From the perspective of development health is correlated with increased life expectancy, this is one of the measures that is used to gauge the overall health state of a nation.
David Jolly of the NY Times writes: “Push for the Right to Die Grows in the Netherlands” an article that highlights an organization, Right to Die-NL, that advocates for medically assisted euthanasia. Assisted suicide has been legal in the Netherlands since 2002, but may only be used for situations of “hopeless and unbearable suffering”.
Right to Die-NL and another organization, Out of Free Will, are calling for the creation of law that would allow any Dutch citizen over the age of 70 to utilize assisted suicide. Out of Free Will’s response to the choice of 70:
The group admits the age of 70 was a somewhat arbitrary cut-off point. “Whether it should be 65 or 90 is a good question. We think that once someone has reached old age, he has proved his ability to live. He can then chose to leave this life in a procedural, medically-supervised manner
Should assisted suicide be considered medicine?
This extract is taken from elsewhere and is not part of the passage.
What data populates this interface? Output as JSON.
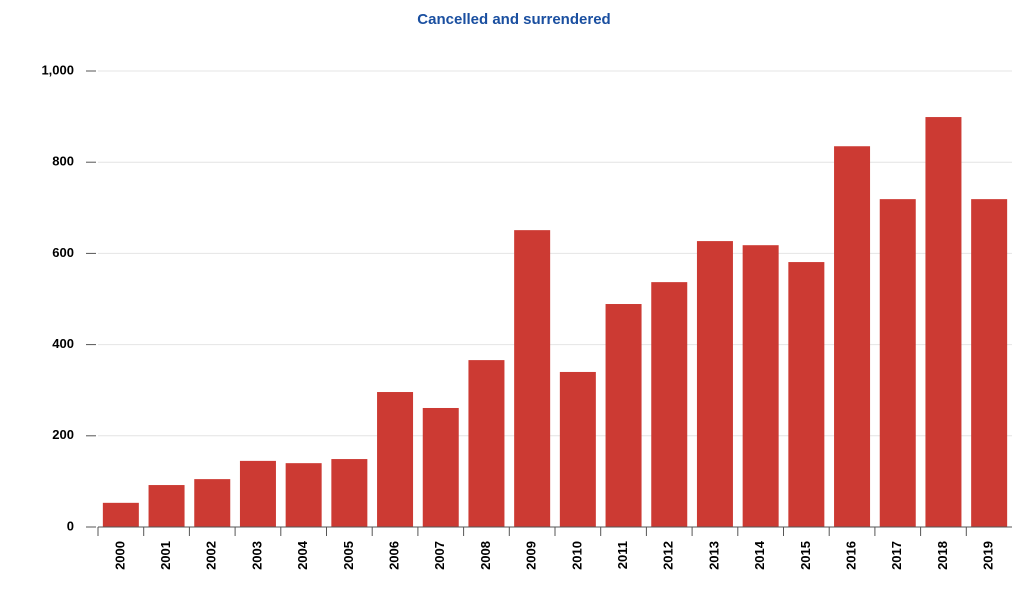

If we are ethically “ok” with allowing the terminally ill to utilize euthanasia to end life on their own terms, are we equally “ok” allowing someone over the age of 70 to do so? The NY Times article does point to a need for an increased level of palliative care for the terminally ill. Has the developed world reached a plateau of life expectancy, where citizens over the age of 70 will now choose to end life of their own free will?